Cable / Telecom News

Cable Show 2009: Addressable ads make cable direct marketers


WASHINGTON, D.C. – Maybe cable companies won’t rob broadcasters of any revenue after all with the addressable advertising they are about to launch.

Maybe they will actually grow the ad pie coming to TV from another avenue: direct mail.

Direct mail has long been seen as a viable addressable marketing option as local or national retailers target certain demos, based on postal codes (zip codes down here) and drop colourful, ugly flyers on the doorsteps – even if you have a “no flyers please” sign on your house.

Most of this ends up in the blue bin, of course, noted Canoe Ventures CEO David Verklin in a session called Economics of a New Advertising Era at The Cable Show in Washington.

Verklin leads a company in Canoe Ventures that is a partnership among the major American MSOs that will co-ordinate national sales for the cable companies’ local avail slots – but will use the set top box data from each carrier in order to more specifically target advertising to the right households.

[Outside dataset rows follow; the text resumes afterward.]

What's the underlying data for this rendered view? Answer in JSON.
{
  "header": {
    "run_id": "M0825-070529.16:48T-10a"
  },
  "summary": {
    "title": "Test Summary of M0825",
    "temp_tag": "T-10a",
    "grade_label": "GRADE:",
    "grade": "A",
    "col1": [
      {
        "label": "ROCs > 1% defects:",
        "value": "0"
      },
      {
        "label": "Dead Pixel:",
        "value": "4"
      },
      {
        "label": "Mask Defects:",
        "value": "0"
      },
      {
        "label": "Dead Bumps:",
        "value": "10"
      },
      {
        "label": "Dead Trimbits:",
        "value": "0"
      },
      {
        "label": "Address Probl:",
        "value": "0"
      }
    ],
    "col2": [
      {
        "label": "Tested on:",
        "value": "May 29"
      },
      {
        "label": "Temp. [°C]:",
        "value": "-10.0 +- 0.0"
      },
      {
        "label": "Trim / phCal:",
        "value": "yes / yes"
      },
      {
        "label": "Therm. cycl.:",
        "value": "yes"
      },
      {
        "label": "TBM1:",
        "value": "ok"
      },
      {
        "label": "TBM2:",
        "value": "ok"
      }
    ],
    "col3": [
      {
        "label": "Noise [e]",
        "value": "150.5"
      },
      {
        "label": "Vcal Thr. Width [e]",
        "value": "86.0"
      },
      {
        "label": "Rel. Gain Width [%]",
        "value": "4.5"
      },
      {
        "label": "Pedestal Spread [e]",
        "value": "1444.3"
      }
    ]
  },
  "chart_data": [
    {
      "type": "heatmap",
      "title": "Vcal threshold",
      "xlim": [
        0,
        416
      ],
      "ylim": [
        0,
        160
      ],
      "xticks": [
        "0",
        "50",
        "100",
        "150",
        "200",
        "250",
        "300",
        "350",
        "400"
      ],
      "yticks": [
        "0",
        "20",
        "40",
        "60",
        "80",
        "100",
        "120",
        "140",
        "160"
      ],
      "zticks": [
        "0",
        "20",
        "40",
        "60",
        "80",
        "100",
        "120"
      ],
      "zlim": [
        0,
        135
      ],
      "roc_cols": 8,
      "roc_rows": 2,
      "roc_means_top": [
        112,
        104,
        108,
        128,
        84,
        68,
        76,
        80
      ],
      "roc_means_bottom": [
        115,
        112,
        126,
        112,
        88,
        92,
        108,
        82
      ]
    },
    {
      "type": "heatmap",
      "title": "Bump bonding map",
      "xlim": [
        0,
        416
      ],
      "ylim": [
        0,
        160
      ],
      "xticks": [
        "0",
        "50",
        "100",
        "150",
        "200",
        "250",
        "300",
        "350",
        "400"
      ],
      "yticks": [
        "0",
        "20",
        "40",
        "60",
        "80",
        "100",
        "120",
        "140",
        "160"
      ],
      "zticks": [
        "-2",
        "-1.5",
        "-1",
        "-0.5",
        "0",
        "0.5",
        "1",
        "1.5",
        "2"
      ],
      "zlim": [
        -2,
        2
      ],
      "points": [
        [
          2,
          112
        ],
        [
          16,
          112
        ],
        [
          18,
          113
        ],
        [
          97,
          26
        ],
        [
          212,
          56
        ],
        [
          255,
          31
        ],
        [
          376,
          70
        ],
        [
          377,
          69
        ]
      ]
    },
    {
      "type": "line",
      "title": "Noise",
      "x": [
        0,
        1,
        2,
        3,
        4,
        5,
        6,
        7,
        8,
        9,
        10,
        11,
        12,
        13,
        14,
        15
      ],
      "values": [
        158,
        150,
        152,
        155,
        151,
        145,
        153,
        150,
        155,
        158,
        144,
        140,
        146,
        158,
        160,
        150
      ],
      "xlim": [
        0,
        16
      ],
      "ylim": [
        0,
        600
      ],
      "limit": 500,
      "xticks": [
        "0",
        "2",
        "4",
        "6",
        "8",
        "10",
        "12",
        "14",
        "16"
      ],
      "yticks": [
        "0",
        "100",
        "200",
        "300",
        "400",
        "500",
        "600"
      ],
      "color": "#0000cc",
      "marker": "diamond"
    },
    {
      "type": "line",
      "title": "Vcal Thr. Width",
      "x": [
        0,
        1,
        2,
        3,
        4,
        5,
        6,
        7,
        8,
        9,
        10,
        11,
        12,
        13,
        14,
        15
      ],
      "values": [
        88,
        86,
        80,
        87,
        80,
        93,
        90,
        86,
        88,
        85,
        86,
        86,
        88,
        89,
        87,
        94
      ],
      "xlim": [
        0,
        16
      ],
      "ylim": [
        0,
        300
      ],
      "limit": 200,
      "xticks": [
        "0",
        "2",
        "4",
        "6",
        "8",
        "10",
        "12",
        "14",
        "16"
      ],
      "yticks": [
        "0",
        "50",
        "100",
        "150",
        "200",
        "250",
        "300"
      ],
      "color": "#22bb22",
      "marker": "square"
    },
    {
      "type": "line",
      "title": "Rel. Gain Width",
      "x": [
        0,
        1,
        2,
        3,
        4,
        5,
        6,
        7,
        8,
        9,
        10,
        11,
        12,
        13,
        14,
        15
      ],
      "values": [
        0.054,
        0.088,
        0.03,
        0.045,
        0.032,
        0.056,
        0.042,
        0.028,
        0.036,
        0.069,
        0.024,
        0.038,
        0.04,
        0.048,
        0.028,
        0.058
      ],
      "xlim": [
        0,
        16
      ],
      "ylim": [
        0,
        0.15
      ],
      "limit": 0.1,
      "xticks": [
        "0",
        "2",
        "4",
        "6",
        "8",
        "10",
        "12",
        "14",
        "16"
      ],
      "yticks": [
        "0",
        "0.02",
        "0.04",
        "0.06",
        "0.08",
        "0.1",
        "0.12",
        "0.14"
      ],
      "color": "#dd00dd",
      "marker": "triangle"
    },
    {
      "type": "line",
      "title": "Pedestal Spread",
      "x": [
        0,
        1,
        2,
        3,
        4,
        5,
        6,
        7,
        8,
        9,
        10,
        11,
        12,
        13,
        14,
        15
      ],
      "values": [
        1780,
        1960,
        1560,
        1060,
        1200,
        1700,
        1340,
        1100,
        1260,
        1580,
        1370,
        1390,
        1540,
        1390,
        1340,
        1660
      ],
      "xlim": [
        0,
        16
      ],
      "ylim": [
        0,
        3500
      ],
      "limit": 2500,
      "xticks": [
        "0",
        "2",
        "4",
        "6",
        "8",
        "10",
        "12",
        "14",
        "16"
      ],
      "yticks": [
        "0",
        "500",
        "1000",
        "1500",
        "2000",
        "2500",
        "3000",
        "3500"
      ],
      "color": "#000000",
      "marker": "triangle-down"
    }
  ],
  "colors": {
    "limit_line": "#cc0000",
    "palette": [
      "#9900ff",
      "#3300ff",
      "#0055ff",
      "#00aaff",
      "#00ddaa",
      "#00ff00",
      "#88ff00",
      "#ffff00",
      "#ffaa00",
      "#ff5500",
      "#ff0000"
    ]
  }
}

It also plans to offer the addressable, interactive platform to broadcasters and cable channels, too, and both MSOs and broadcasters in Canada are watching this closely. (At least one high-ranking Canoe representative has been invited to speak to Canadian companies on addressable ads.)

In fact, Canoe is six weeks away from launching its first campaign with American Express where most of the 18 million digital cable homes its partnership encompasses right now will get a regular green Amex card ad, but about 18% of that base in “370 zones” will instead see a gold card ad – because their household income is over $100K, noted Verklin.

But, what about ad agencies, are they ready to shell out for such targeting? “We’re so ready,” said Matt Seiler, CEO of Universal McCann.

But, how much extra would the agencies and their clients pay remains the primary unanswered question. “It will depend on what the results are,” he added, since agencies are wanting to pay more based on results, rather than “on what we think it might be” which is how TV ad buying based on past ratings is purchased now.

Turner Broadcast Sales and Turner Sports president David Levy was less than impressed with Canoe’s initial targeting and said advertisers won’t, in fact, pay for such broad targeting. “That’s way too generic for advertisers to really put a value on it,” he said about Canoe’s Amex campaign.

Verklin responded saying it’s Canoe’s first foray and that the company’s core goals are “addressability, interactivity and data & knowledge… We want to put dog food ads only in houses with a dog.”

“This is a boon for direct marketers,” he insisted, adding most chuck out the unwanted ads in their mailboxes. “Maybe there’s even an ecological play here.”

Plus, the data that can be gleaned from set tops not only means proper ad addressing and spending, but also more accurate ratings. All commercials can have a rating now, rather than just the one-third based on a sample of millions, not just the 17,000 people Nielsen relies upon to provide ratings data in the States.

“With cable we have got to increase our data and provide some more accountability,” said Verklin. “We want to give the Internet a run for our money.”

Cable – with the right privacy protection in place – has access to vast troves of data, from the individual set tops (gathered in aggregate of course) to the switched digital video data to VOD purchase patterns, but it’s all raw data that needs crunching to wring out the value.

“We need to find out what kinds of data sets do we need and what do people want,” added Landell Hobbs, Time Warner Cable’s COO. “We’re giving that data to Canoe to figure out.”

“We’re moving towards more intelligent television,” added Verklin.